Yesterday I talked to a friend of mine who was disenchanted with work…which is a new development for her. Up until now, she’s been very positive about her work environment. “What happened?” I asked.
Turns out that the manager of her group looked at her team and decided they were “too cliquish.” So he broke them up.
He moved the team lead to another group, re-configured positions and brought in a new team lead. Several of the old team members decided to move with the old team leader—and took their experience, domain knowledge, and context knowledge with them.
The new team leader brought in people he’s worked with before. The new team members are on a learning curve; they have the general knowledge for the job, but don’t know the specific domain or the workings of that part of the business. They haven’t yet established working relationships with the remaining old team members.
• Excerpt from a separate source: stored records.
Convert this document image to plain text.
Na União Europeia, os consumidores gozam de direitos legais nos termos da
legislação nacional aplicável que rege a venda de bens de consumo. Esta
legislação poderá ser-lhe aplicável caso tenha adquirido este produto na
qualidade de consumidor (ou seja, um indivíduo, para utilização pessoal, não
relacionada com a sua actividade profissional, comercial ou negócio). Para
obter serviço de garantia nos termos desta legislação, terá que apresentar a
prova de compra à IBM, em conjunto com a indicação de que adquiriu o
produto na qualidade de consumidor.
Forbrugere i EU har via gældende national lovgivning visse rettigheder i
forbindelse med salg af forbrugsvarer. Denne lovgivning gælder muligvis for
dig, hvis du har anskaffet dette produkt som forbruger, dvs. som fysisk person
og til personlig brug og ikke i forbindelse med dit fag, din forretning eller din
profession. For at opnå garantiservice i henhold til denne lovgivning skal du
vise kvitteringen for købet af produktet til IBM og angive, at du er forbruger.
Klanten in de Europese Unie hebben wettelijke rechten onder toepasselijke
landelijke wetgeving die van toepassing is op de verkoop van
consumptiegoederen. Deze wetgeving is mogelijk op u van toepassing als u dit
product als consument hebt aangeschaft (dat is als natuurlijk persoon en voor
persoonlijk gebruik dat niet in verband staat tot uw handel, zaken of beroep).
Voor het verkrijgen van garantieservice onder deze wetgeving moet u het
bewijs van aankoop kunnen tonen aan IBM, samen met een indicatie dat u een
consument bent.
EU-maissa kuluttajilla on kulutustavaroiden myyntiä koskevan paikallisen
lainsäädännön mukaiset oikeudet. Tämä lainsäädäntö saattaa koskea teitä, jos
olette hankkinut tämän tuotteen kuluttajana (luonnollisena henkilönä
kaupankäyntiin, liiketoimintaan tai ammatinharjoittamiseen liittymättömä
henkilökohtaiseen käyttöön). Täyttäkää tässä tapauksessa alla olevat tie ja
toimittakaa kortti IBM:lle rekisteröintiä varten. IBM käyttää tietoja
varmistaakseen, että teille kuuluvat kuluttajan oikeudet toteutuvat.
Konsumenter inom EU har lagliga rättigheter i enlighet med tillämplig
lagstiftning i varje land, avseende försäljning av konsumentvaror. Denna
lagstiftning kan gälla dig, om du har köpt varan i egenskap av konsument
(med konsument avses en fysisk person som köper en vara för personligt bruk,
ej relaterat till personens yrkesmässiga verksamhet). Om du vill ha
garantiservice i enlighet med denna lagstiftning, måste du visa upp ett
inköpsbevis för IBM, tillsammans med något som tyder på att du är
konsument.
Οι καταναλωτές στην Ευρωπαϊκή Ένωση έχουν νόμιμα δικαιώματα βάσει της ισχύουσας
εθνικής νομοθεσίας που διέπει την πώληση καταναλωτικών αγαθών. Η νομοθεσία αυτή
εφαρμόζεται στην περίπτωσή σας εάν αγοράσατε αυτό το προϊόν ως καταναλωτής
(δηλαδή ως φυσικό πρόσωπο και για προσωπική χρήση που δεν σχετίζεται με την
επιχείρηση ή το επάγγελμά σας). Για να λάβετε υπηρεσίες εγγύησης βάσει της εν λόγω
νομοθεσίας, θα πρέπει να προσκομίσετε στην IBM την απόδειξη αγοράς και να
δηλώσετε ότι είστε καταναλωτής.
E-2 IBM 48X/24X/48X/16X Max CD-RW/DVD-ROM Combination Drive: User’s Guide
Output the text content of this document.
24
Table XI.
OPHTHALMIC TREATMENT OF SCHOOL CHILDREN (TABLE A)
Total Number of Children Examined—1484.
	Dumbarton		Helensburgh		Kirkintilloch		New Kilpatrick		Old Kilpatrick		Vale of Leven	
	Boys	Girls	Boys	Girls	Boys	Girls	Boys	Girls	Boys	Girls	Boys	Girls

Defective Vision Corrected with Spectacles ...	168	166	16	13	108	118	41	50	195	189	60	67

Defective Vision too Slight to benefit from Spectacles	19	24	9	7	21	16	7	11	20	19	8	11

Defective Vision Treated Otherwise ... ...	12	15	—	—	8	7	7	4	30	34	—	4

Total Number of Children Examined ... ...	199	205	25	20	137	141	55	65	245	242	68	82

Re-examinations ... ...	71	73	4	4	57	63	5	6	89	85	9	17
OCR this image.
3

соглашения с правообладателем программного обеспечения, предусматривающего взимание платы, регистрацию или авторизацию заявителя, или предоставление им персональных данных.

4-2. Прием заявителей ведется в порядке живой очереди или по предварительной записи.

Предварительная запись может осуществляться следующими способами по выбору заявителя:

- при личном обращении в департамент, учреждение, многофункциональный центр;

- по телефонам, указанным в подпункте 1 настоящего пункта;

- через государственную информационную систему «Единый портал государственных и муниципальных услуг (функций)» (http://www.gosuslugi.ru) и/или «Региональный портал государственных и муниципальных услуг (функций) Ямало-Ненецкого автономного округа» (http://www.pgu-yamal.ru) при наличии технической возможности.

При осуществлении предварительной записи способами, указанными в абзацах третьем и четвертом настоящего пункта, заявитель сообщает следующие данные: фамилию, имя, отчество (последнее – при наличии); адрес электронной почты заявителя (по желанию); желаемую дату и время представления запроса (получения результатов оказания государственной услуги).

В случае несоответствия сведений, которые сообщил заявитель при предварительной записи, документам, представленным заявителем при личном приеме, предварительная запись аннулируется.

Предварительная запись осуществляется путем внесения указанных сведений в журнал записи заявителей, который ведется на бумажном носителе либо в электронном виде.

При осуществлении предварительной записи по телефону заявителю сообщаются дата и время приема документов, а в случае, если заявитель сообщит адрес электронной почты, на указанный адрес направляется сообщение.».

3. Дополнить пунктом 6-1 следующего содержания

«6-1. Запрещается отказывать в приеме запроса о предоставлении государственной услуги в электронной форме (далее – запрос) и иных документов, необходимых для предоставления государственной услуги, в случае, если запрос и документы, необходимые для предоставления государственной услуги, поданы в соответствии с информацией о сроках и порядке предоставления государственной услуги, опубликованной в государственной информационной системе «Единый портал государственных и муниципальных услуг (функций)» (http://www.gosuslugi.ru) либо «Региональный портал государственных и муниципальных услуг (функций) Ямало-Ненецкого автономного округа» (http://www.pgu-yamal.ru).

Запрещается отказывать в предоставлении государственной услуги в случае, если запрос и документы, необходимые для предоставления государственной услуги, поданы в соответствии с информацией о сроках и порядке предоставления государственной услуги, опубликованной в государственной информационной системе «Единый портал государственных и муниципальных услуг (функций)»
The old team members feel that the new team lead giving the people he brought with him preferential treatment.
Important work is falling through the cracks. Both the old team members and the new team members feel it’s more “us and them” than a true team.
In short, it’s a mess.
Sad to say, I see this fairly often. Someone looks at a tightly bonded team and decides they are “too cliquish.”
Teams that are performing well are tightly bonded. They have a sense of who they are and what they can do. And they celebrate that. It’s team identity – and it’s a normal part of being a high-performing team.
I can image a case where a team is “too cliquish”—which I’d define as not looking outward to the needs of the organization and not doing the job the team was chartered to do. But before I broke up the team, I’d work with them on what the real issue is: not getting the right work done.
It seems though, that some managers make the judgment that a team is “too cliquish” without looking at results—as if tightly bonded teams are by definition a bad thing.